In search of the American dream, Iranian native Markos Baghdasarian left Armenia years ago and immigrated to the United States.
With a doctorate in education, he began washing dishes in the U.S. and eventually worked his way up the corporate ladder of an Atlanta automotive body-filler manufacturing company. He went on to head up the Delfin Group USA, a lubricant blending and packaging facility in North Charleston.
Along the way, amid his successes, friends and family said that Baghdasarian selflessly helped others, displaying exemplary character, philanthropy and a strong work ethic before making, admittedly, the biggest mistake of his life in 2010.
It was difficult for many who know him to believe that the 49-year-old Georgia man violated the long-standing U.S. trade embargo with Iran and shipped $2 million worth of his company’s oil lubricants to the sanctioned Middle Eastern country.
Baghdasarian did so, federal prosecutors said, as part of an elaborate scheme to outsmart the U.S. government, tap an untapped market in Iran and make some money from a country that was off-limits to many of his competitors.
He pleaded guilty to the charges two days into his December trial, and on Wednesday a judge sentenced him to serve three years in prison for his crime.
U.S. District Judge Richard Gergel called Baghdasarian’s violations a very serious offense.
Assistant U.S. Attorney Rhett DeHart told the judge during the sentencing hearing that the shipments were not a “one-time deal.” Had a whistle-blower not turned him in to authorities, Baghdasarian would still likely be exporting his goods to Iran, he said.
“It’s clear that he had every intention in the world to sell them in the future,” DeHart said.
DeHart also pointed out that they don’t think that Baghdasarian’s motives were political. “We’re not suggesting for a second that he was trying to help the government,” he said.
But the shipments clearly violated an embargo that’s meant to maintain peace, prosecutors said. Gergel agreed.
“Clearly, this was important to the Iranians,” Gergel said, based on information he read in emails between the co-conspirators and Baghdasarian.
The embargo against Iran was put into place in 1995 by President Bill Clinton to curb Iran from acquiring or developing nuclear weapons and includes trade and investment sanctions.

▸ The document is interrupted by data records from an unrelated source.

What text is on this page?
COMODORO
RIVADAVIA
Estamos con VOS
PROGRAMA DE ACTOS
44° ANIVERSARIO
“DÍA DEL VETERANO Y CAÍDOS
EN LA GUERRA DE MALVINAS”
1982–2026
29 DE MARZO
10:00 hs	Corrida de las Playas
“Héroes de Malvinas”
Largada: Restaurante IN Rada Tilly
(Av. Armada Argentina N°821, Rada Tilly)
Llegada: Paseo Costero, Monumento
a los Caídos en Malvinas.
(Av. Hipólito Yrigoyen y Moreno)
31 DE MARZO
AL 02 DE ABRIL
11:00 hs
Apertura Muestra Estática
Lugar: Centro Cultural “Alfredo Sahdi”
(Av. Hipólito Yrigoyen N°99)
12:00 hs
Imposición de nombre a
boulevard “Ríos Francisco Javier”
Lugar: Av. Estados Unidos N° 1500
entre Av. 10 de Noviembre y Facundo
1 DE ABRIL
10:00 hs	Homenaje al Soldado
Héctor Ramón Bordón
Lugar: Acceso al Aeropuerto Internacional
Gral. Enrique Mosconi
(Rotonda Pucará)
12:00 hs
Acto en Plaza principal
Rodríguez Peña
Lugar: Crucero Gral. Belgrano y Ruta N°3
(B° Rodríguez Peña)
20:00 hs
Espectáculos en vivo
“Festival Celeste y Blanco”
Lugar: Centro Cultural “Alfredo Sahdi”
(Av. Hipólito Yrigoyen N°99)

Baghdasarian first shipped the items to Dubai in the United Arab Emirates, where the goods were repackaged, placed in new containers and shipped to Iran, prosecutors said during the December trial.
Baghdasarian lied on shipping documents and routed payments through Dubai, prosecutors said.
During Wednesday’s hearing, three rows of friends and family packed the downtown Charleston courtroom. Seven addressed the court, including Pat Formica, the former president of Bondo, where Baghdasarian began his career.
“It seems so atypical of his history,” he told the judge. “It’s uncharacteristic.”
Gergel asked Baghdasarian why he would risk so much. He answered: “I think too much work, too much responsibility,” and pressure upon him, he said.
Gergel said the 36-month prison sentence balances his character traits against the severity of the crime. The judge also wanted to deter other business men and women from doing the same.
Baghdasarian could have faced nearly five years behind bars if Gergel had chosen to hand down the maximum punishment.
“This is a hard case,” DeHart said in court. “It’s a lot easier to prosecute a bad person versus a good person.”